Every tool that an employee might conceivably require is carefully arranged at each workstation.
Dan Olson, plant manager, has witnessed many success stories. “Nicholas Podszus joined our Aerospace Internship Program (AIP) in September of 2010. When the idea of the program was presented to him by his teacher, he was relieved to hear there was an alternative to the traditional school setting that would still allow him to complete his high school education. Nicholas has always worked well with his hands and didn’t enjoy the long days spent in a classroom environment. As an alternative, he was able to hop on a school bus and spend half of his day at Skills Inc. where he gained exposure to areas in manufacturing such as milling, CNC, and shearing, finish—takedown, packaging, and receiving, etc.—and in an office setting.”
Mr. Podszus graduated from high school and the AIP in June of 2011, and he was one of two students to get a full-time permanent job offer. He has worked as a manual machinist for three years, and he has been promoted to a Level 2 machinist.
HarleyFay Johnson entered the AIP in her senior year of high school. She was able to gain exposure to many areas of the business including aerospace manufacturing, aerospace finish, and even some administrative functions throughout the duration of her time in the program. As a result, she regained control of her education and successfully graduated from high school.
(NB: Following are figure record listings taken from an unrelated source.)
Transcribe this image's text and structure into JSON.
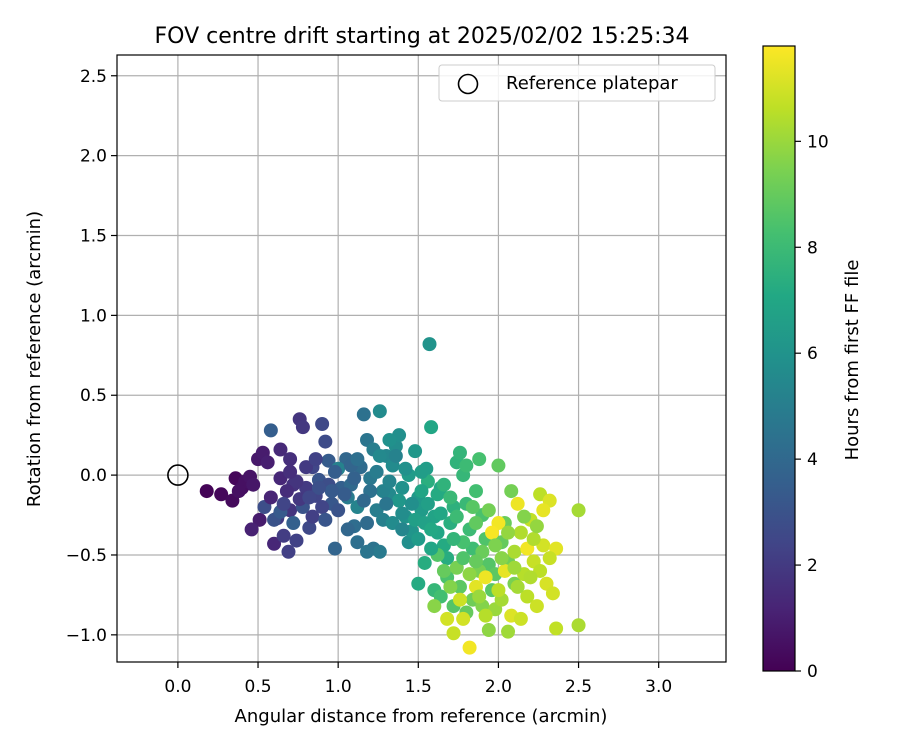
{
  "chart_data": {
    "type": "scatter",
    "title": "FOV centre drift starting at 2025/02/02 15:25:34",
    "xlabel": "Angular distance from reference (arcmin)",
    "ylabel": "Rotation from reference (arcmin)",
    "xlim": [
      -0.38,
      3.42
    ],
    "ylim": [
      -1.17,
      2.63
    ],
    "x_ticks": [
      0.0,
      0.5,
      1.0,
      1.5,
      2.0,
      2.5,
      3.0
    ],
    "x_tick_labels": [
      "0.0",
      "0.5",
      "1.0",
      "1.5",
      "2.0",
      "2.5",
      "3.0"
    ],
    "y_ticks": [
      -1.0,
      -0.5,
      0.0,
      0.5,
      1.0,
      1.5,
      2.0,
      2.5
    ],
    "y_tick_labels": [
      "−1.0",
      "−0.5",
      "0.0",
      "0.5",
      "1.0",
      "1.5",
      "2.0",
      "2.5"
    ],
    "grid": true,
    "legend": {
      "label": "Reference platepar",
      "placement": "top-right"
    },
    "reference_point": {
      "x": 0.0,
      "y": 0.0,
      "marker": "hollow-circle"
    },
    "colorbar": {
      "label": "Hours from first FF file",
      "colormap": "viridis",
      "range": [
        0,
        11.8
      ],
      "ticks": [
        0,
        2,
        4,
        6,
        8,
        10
      ],
      "tick_labels": [
        "0",
        "2",
        "4",
        "6",
        "8",
        "10"
      ]
    },
    "points": [
      {
        "x": 0.18,
        "y": -0.1,
        "c": 0.1
      },
      {
        "x": 0.27,
        "y": -0.12,
        "c": 0.2
      },
      {
        "x": 0.34,
        "y": -0.16,
        "c": 0.3
      },
      {
        "x": 0.36,
        "y": -0.02,
        "c": 0.2
      },
      {
        "x": 0.4,
        "y": -0.08,
        "c": 0.4
      },
      {
        "x": 0.42,
        "y": -0.04,
        "c": 0.5
      },
      {
        "x": 0.45,
        "y": -0.01,
        "c": 0.6
      },
      {
        "x": 0.38,
        "y": -0.1,
        "c": 0.5
      },
      {
        "x": 0.5,
        "y": 0.1,
        "c": 0.8
      },
      {
        "x": 0.53,
        "y": 0.14,
        "c": 0.9
      },
      {
        "x": 0.56,
        "y": 0.08,
        "c": 1.0
      },
      {
        "x": 0.47,
        "y": -0.06,
        "c": 0.7
      },
      {
        "x": 0.51,
        "y": -0.28,
        "c": 0.9
      },
      {
        "x": 0.46,
        "y": -0.34,
        "c": 1.1
      },
      {
        "x": 0.6,
        "y": -0.43,
        "c": 1.3
      },
      {
        "x": 0.64,
        "y": 0.16,
        "c": 1.4
      },
      {
        "x": 0.7,
        "y": 0.1,
        "c": 1.6
      },
      {
        "x": 0.76,
        "y": 0.35,
        "c": 1.8
      },
      {
        "x": 0.78,
        "y": 0.3,
        "c": 1.9
      },
      {
        "x": 0.72,
        "y": -0.06,
        "c": 1.7
      },
      {
        "x": 0.7,
        "y": -0.22,
        "c": 1.8
      },
      {
        "x": 0.62,
        "y": -0.27,
        "c": 2.0
      },
      {
        "x": 0.66,
        "y": -0.38,
        "c": 2.1
      },
      {
        "x": 0.69,
        "y": -0.48,
        "c": 2.2
      },
      {
        "x": 0.74,
        "y": -0.41,
        "c": 2.3
      },
      {
        "x": 0.8,
        "y": -0.08,
        "c": 2.0
      },
      {
        "x": 0.84,
        "y": 0.05,
        "c": 2.5
      },
      {
        "x": 0.86,
        "y": -0.13,
        "c": 2.4
      },
      {
        "x": 0.9,
        "y": 0.32,
        "c": 2.6
      },
      {
        "x": 0.92,
        "y": 0.21,
        "c": 2.7
      },
      {
        "x": 0.82,
        "y": -0.33,
        "c": 2.6
      },
      {
        "x": 0.54,
        "y": -0.2,
        "c": 2.8
      },
      {
        "x": 0.58,
        "y": 0.28,
        "c": 3.5
      },
      {
        "x": 0.6,
        "y": -0.28,
        "c": 3.0
      },
      {
        "x": 0.64,
        "y": -0.23,
        "c": 3.3
      },
      {
        "x": 0.72,
        "y": -0.3,
        "c": 3.6
      },
      {
        "x": 0.78,
        "y": -0.2,
        "c": 3.0
      },
      {
        "x": 0.88,
        "y": -0.03,
        "c": 3.1
      },
      {
        "x": 0.94,
        "y": 0.09,
        "c": 3.4
      },
      {
        "x": 0.96,
        "y": -0.18,
        "c": 3.2
      },
      {
        "x": 0.98,
        "y": -0.46,
        "c": 3.8
      },
      {
        "x": 1.02,
        "y": -0.08,
        "c": 3.6
      },
      {
        "x": 1.05,
        "y": 0.1,
        "c": 3.9
      },
      {
        "x": 1.08,
        "y": -0.06,
        "c": 4.0
      },
      {
        "x": 1.1,
        "y": -0.32,
        "c": 4.2
      },
      {
        "x": 1.12,
        "y": -0.42,
        "c": 4.3
      },
      {
        "x": 1.14,
        "y": 0.05,
        "c": 4.1
      },
      {
        "x": 1.16,
        "y": 0.38,
        "c": 4.4
      },
      {
        "x": 1.18,
        "y": 0.22,
        "c": 4.6
      },
      {
        "x": 1.2,
        "y": -0.02,
        "c": 4.7
      },
      {
        "x": 1.22,
        "y": -0.46,
        "c": 4.5
      },
      {
        "x": 1.26,
        "y": -0.48,
        "c": 4.8
      },
      {
        "x": 1.24,
        "y": -0.22,
        "c": 5.0
      },
      {
        "x": 1.28,
        "y": -0.28,
        "c": 5.1
      },
      {
        "x": 1.06,
        "y": -0.14,
        "c": 4.9
      },
      {
        "x": 1.0,
        "y": 0.04,
        "c": 5.2
      },
      {
        "x": 1.12,
        "y": -0.2,
        "c": 5.3
      },
      {
        "x": 1.3,
        "y": 0.12,
        "c": 5.4
      },
      {
        "x": 1.32,
        "y": -0.12,
        "c": 5.5
      },
      {
        "x": 1.34,
        "y": 0.06,
        "c": 5.6
      },
      {
        "x": 1.36,
        "y": 0.18,
        "c": 5.7
      },
      {
        "x": 1.38,
        "y": 0.25,
        "c": 5.8
      },
      {
        "x": 1.4,
        "y": -0.08,
        "c": 5.9
      },
      {
        "x": 1.42,
        "y": -0.26,
        "c": 6.0
      },
      {
        "x": 1.44,
        "y": -0.42,
        "c": 5.8
      },
      {
        "x": 1.46,
        "y": -0.35,
        "c": 6.1
      },
      {
        "x": 1.48,
        "y": 0.15,
        "c": 6.2
      },
      {
        "x": 1.5,
        "y": -0.14,
        "c": 6.3
      },
      {
        "x": 1.52,
        "y": -0.22,
        "c": 6.4
      },
      {
        "x": 1.55,
        "y": 0.04,
        "c": 6.5
      },
      {
        "x": 1.57,
        "y": 0.82,
        "c": 6.0
      },
      {
        "x": 1.58,
        "y": 0.3,
        "c": 7.0
      },
      {
        "x": 1.56,
        "y": -0.18,
        "c": 6.6
      },
      {
        "x": 1.6,
        "y": -0.26,
        "c": 6.8
      },
      {
        "x": 1.62,
        "y": -0.36,
        "c": 7.0
      },
      {
        "x": 1.64,
        "y": -0.08,
        "c": 7.1
      },
      {
        "x": 1.66,
        "y": -0.44,
        "c": 7.2
      },
      {
        "x": 1.68,
        "y": -0.52,
        "c": 7.3
      },
      {
        "x": 1.7,
        "y": -0.3,
        "c": 7.4
      },
      {
        "x": 1.72,
        "y": -0.2,
        "c": 7.5
      },
      {
        "x": 1.74,
        "y": 0.08,
        "c": 7.6
      },
      {
        "x": 1.76,
        "y": 0.14,
        "c": 7.7
      },
      {
        "x": 1.78,
        "y": 0.0,
        "c": 7.8
      },
      {
        "x": 1.8,
        "y": -0.18,
        "c": 7.9
      },
      {
        "x": 1.82,
        "y": -0.34,
        "c": 8.0
      },
      {
        "x": 1.84,
        "y": -0.46,
        "c": 8.1
      },
      {
        "x": 1.86,
        "y": -0.1,
        "c": 8.2
      },
      {
        "x": 1.88,
        "y": 0.1,
        "c": 8.3
      },
      {
        "x": 1.9,
        "y": -0.25,
        "c": 8.4
      },
      {
        "x": 1.92,
        "y": -0.4,
        "c": 8.5
      },
      {
        "x": 1.94,
        "y": -0.56,
        "c": 8.6
      },
      {
        "x": 1.96,
        "y": -0.72,
        "c": 8.7
      },
      {
        "x": 1.98,
        "y": -0.62,
        "c": 8.8
      },
      {
        "x": 2.0,
        "y": 0.06,
        "c": 8.9
      },
      {
        "x": 2.02,
        "y": -0.42,
        "c": 9.0
      },
      {
        "x": 2.04,
        "y": -0.3,
        "c": 9.1
      },
      {
        "x": 2.06,
        "y": -0.54,
        "c": 9.2
      },
      {
        "x": 2.08,
        "y": -0.1,
        "c": 9.3
      },
      {
        "x": 2.1,
        "y": -0.68,
        "c": 9.4
      },
      {
        "x": 1.5,
        "y": -0.68,
        "c": 7.2
      },
      {
        "x": 1.54,
        "y": -0.55,
        "c": 7.3
      },
      {
        "x": 1.6,
        "y": -0.72,
        "c": 7.8
      },
      {
        "x": 1.64,
        "y": -0.76,
        "c": 8.2
      },
      {
        "x": 1.68,
        "y": -0.64,
        "c": 8.4
      },
      {
        "x": 1.72,
        "y": -0.82,
        "c": 8.6
      },
      {
        "x": 1.76,
        "y": -0.7,
        "c": 8.8
      },
      {
        "x": 1.8,
        "y": -0.86,
        "c": 9.0
      },
      {
        "x": 1.84,
        "y": -0.78,
        "c": 9.2
      },
      {
        "x": 1.88,
        "y": -0.6,
        "c": 9.4
      },
      {
        "x": 1.9,
        "y": -0.82,
        "c": 9.6
      },
      {
        "x": 1.94,
        "y": -0.97,
        "c": 9.8
      },
      {
        "x": 1.98,
        "y": -0.84,
        "c": 10.0
      },
      {
        "x": 2.02,
        "y": -0.78,
        "c": 10.2
      },
      {
        "x": 2.06,
        "y": -0.98,
        "c": 10.1
      },
      {
        "x": 2.1,
        "y": -0.48,
        "c": 10.3
      },
      {
        "x": 2.14,
        "y": -0.36,
        "c": 10.4
      },
      {
        "x": 2.16,
        "y": -0.62,
        "c": 10.5
      },
      {
        "x": 2.18,
        "y": -0.76,
        "c": 10.6
      },
      {
        "x": 2.2,
        "y": -0.28,
        "c": 10.7
      },
      {
        "x": 2.22,
        "y": -0.54,
        "c": 10.8
      },
      {
        "x": 2.24,
        "y": -0.82,
        "c": 10.9
      },
      {
        "x": 2.26,
        "y": -0.12,
        "c": 10.6
      },
      {
        "x": 2.28,
        "y": -0.44,
        "c": 11.0
      },
      {
        "x": 2.3,
        "y": -0.68,
        "c": 11.1
      },
      {
        "x": 2.32,
        "y": -0.16,
        "c": 11.2
      },
      {
        "x": 2.34,
        "y": -0.74,
        "c": 11.0
      },
      {
        "x": 2.36,
        "y": -0.96,
        "c": 10.7
      },
      {
        "x": 2.36,
        "y": -0.46,
        "c": 11.3
      },
      {
        "x": 2.5,
        "y": -0.22,
        "c": 10.2
      },
      {
        "x": 2.5,
        "y": -0.94,
        "c": 10.3
      },
      {
        "x": 2.28,
        "y": -0.22,
        "c": 11.4
      },
      {
        "x": 2.12,
        "y": -0.18,
        "c": 11.5
      },
      {
        "x": 2.0,
        "y": -0.3,
        "c": 11.6
      },
      {
        "x": 1.96,
        "y": -0.36,
        "c": 11.7
      },
      {
        "x": 1.82,
        "y": -1.08,
        "c": 11.6
      },
      {
        "x": 1.72,
        "y": -0.99,
        "c": 10.8
      },
      {
        "x": 1.78,
        "y": -0.9,
        "c": 11.0
      },
      {
        "x": 1.86,
        "y": -0.7,
        "c": 11.3
      },
      {
        "x": 1.92,
        "y": -0.64,
        "c": 11.5
      },
      {
        "x": 2.04,
        "y": -0.6,
        "c": 11.4
      },
      {
        "x": 2.08,
        "y": -0.88,
        "c": 11.2
      },
      {
        "x": 2.14,
        "y": -0.9,
        "c": 10.9
      },
      {
        "x": 2.18,
        "y": -0.46,
        "c": 11.6
      },
      {
        "x": 2.22,
        "y": -0.4,
        "c": 10.4
      },
      {
        "x": 2.26,
        "y": -0.6,
        "c": 10.6
      },
      {
        "x": 2.32,
        "y": -0.52,
        "c": 10.8
      },
      {
        "x": 2.24,
        "y": -0.32,
        "c": 9.9
      },
      {
        "x": 2.16,
        "y": -0.26,
        "c": 9.6
      },
      {
        "x": 1.66,
        "y": -0.6,
        "c": 9.0
      },
      {
        "x": 1.62,
        "y": -0.5,
        "c": 8.6
      },
      {
        "x": 1.56,
        "y": -0.04,
        "c": 7.4
      },
      {
        "x": 1.52,
        "y": -0.1,
        "c": 6.9
      },
      {
        "x": 1.44,
        "y": 0.0,
        "c": 6.4
      },
      {
        "x": 1.38,
        "y": -0.16,
        "c": 6.2
      },
      {
        "x": 1.34,
        "y": -0.3,
        "c": 5.6
      },
      {
        "x": 1.28,
        "y": -0.1,
        "c": 5.2
      },
      {
        "x": 1.24,
        "y": 0.02,
        "c": 4.9
      },
      {
        "x": 1.2,
        "y": -0.1,
        "c": 4.4
      },
      {
        "x": 1.16,
        "y": -0.16,
        "c": 4.0
      },
      {
        "x": 1.1,
        "y": -0.02,
        "c": 3.7
      },
      {
        "x": 1.04,
        "y": -0.12,
        "c": 3.4
      },
      {
        "x": 1.0,
        "y": -0.22,
        "c": 3.0
      },
      {
        "x": 0.94,
        "y": -0.06,
        "c": 2.8
      },
      {
        "x": 0.9,
        "y": -0.2,
        "c": 2.4
      },
      {
        "x": 0.84,
        "y": -0.26,
        "c": 2.2
      },
      {
        "x": 0.8,
        "y": 0.05,
        "c": 2.0
      },
      {
        "x": 0.74,
        "y": -0.04,
        "c": 1.8
      },
      {
        "x": 0.68,
        "y": -0.1,
        "c": 1.5
      },
      {
        "x": 0.64,
        "y": -0.02,
        "c": 1.3
      },
      {
        "x": 0.58,
        "y": -0.14,
        "c": 1.2
      },
      {
        "x": 0.7,
        "y": 0.02,
        "c": 1.6
      },
      {
        "x": 0.76,
        "y": -0.15,
        "c": 1.9
      },
      {
        "x": 0.86,
        "y": 0.1,
        "c": 2.3
      },
      {
        "x": 0.96,
        "y": -0.1,
        "c": 3.3
      },
      {
        "x": 1.08,
        "y": 0.06,
        "c": 3.8
      },
      {
        "x": 1.18,
        "y": -0.3,
        "c": 4.1
      },
      {
        "x": 1.26,
        "y": 0.4,
        "c": 5.6
      },
      {
        "x": 1.3,
        "y": -0.18,
        "c": 4.6
      },
      {
        "x": 1.36,
        "y": 0.12,
        "c": 5.2
      },
      {
        "x": 1.4,
        "y": -0.34,
        "c": 5.4
      },
      {
        "x": 1.46,
        "y": -0.18,
        "c": 5.8
      },
      {
        "x": 1.48,
        "y": -0.28,
        "c": 6.6
      },
      {
        "x": 1.54,
        "y": -0.3,
        "c": 6.7
      },
      {
        "x": 1.58,
        "y": -0.46,
        "c": 7.0
      },
      {
        "x": 1.62,
        "y": -0.12,
        "c": 7.2
      },
      {
        "x": 1.66,
        "y": -0.06,
        "c": 7.6
      },
      {
        "x": 1.7,
        "y": -0.14,
        "c": 7.9
      },
      {
        "x": 1.74,
        "y": -0.26,
        "c": 8.0
      },
      {
        "x": 1.78,
        "y": -0.42,
        "c": 8.3
      },
      {
        "x": 1.8,
        "y": 0.06,
        "c": 8.0
      },
      {
        "x": 1.84,
        "y": -0.2,
        "c": 8.7
      },
      {
        "x": 1.86,
        "y": -0.3,
        "c": 8.9
      },
      {
        "x": 1.9,
        "y": -0.48,
        "c": 9.1
      },
      {
        "x": 1.94,
        "y": -0.22,
        "c": 9.3
      },
      {
        "x": 1.98,
        "y": -0.44,
        "c": 9.5
      },
      {
        "x": 2.02,
        "y": -0.52,
        "c": 9.7
      },
      {
        "x": 2.06,
        "y": -0.36,
        "c": 9.9
      },
      {
        "x": 2.1,
        "y": -0.58,
        "c": 10.1
      },
      {
        "x": 2.12,
        "y": -0.7,
        "c": 10.2
      },
      {
        "x": 2.2,
        "y": -0.64,
        "c": 10.4
      },
      {
        "x": 1.74,
        "y": -0.58,
        "c": 9.4
      },
      {
        "x": 1.7,
        "y": -0.7,
        "c": 9.6
      },
      {
        "x": 1.82,
        "y": -0.62,
        "c": 9.8
      },
      {
        "x": 1.88,
        "y": -0.76,
        "c": 10.0
      },
      {
        "x": 1.92,
        "y": -0.88,
        "c": 10.5
      },
      {
        "x": 2.0,
        "y": -0.72,
        "c": 10.6
      },
      {
        "x": 1.76,
        "y": -0.78,
        "c": 10.9
      },
      {
        "x": 1.68,
        "y": -0.9,
        "c": 11.0
      },
      {
        "x": 1.6,
        "y": -0.82,
        "c": 9.7
      },
      {
        "x": 1.18,
        "y": -0.48,
        "c": 4.6
      },
      {
        "x": 1.06,
        "y": -0.34,
        "c": 3.9
      },
      {
        "x": 0.92,
        "y": -0.28,
        "c": 3.1
      },
      {
        "x": 1.12,
        "y": 0.1,
        "c": 4.3
      },
      {
        "x": 1.22,
        "y": 0.16,
        "c": 5.0
      },
      {
        "x": 1.32,
        "y": -0.04,
        "c": 5.3
      },
      {
        "x": 1.42,
        "y": 0.04,
        "c": 5.9
      },
      {
        "x": 1.52,
        "y": 0.02,
        "c": 6.5
      },
      {
        "x": 1.64,
        "y": -0.24,
        "c": 7.0
      },
      {
        "x": 1.72,
        "y": -0.4,
        "c": 7.7
      },
      {
        "x": 1.78,
        "y": -0.52,
        "c": 8.5
      },
      {
        "x": 1.86,
        "y": -0.54,
        "c": 9.0
      },
      {
        "x": 1.58,
        "y": -0.34,
        "c": 7.1
      },
      {
        "x": 1.5,
        "y": -0.4,
        "c": 6.4
      },
      {
        "x": 1.4,
        "y": -0.24,
        "c": 5.7
      },
      {
        "x": 1.32,
        "y": 0.22,
        "c": 5.9
      },
      {
        "x": 1.26,
        "y": 0.12,
        "c": 5.5
      },
      {
        "x": 0.98,
        "y": 0.02,
        "c": 3.5
      },
      {
        "x": 0.88,
        "y": -0.08,
        "c": 2.9
      },
      {
        "x": 0.82,
        "y": -0.14,
        "c": 2.5
      },
      {
        "x": 0.66,
        "y": -0.18,
        "c": 2.4
      }
    ]
  }
}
“She was offered a three-month paid internship, where she communicated her desire and aspirations to become a machinist,” Mr. Olson says. “She began her summer by working primarily in the manual machine area, where she excelled. At the conclusion of her internship, she was offered a full-time permanent position as a manual machinist. Today, HarleyFay is also gaining experience and developing her skills in the CNC machine area. She is an example of an ambitious and motivated woman, and we are excited to see her continued growth,” he says.
“You would be hard-pressed to find more dedicated, hardworking individuals than those we train and employ here,” Mr. Olson says. “We take great pride in every single aspect of our operation, from the appearance of our facilities to the quality of our products.”
A clean, uncluttered shop floor denotes employee pride, impresses visiting customers, and makes moving machines and materials easier.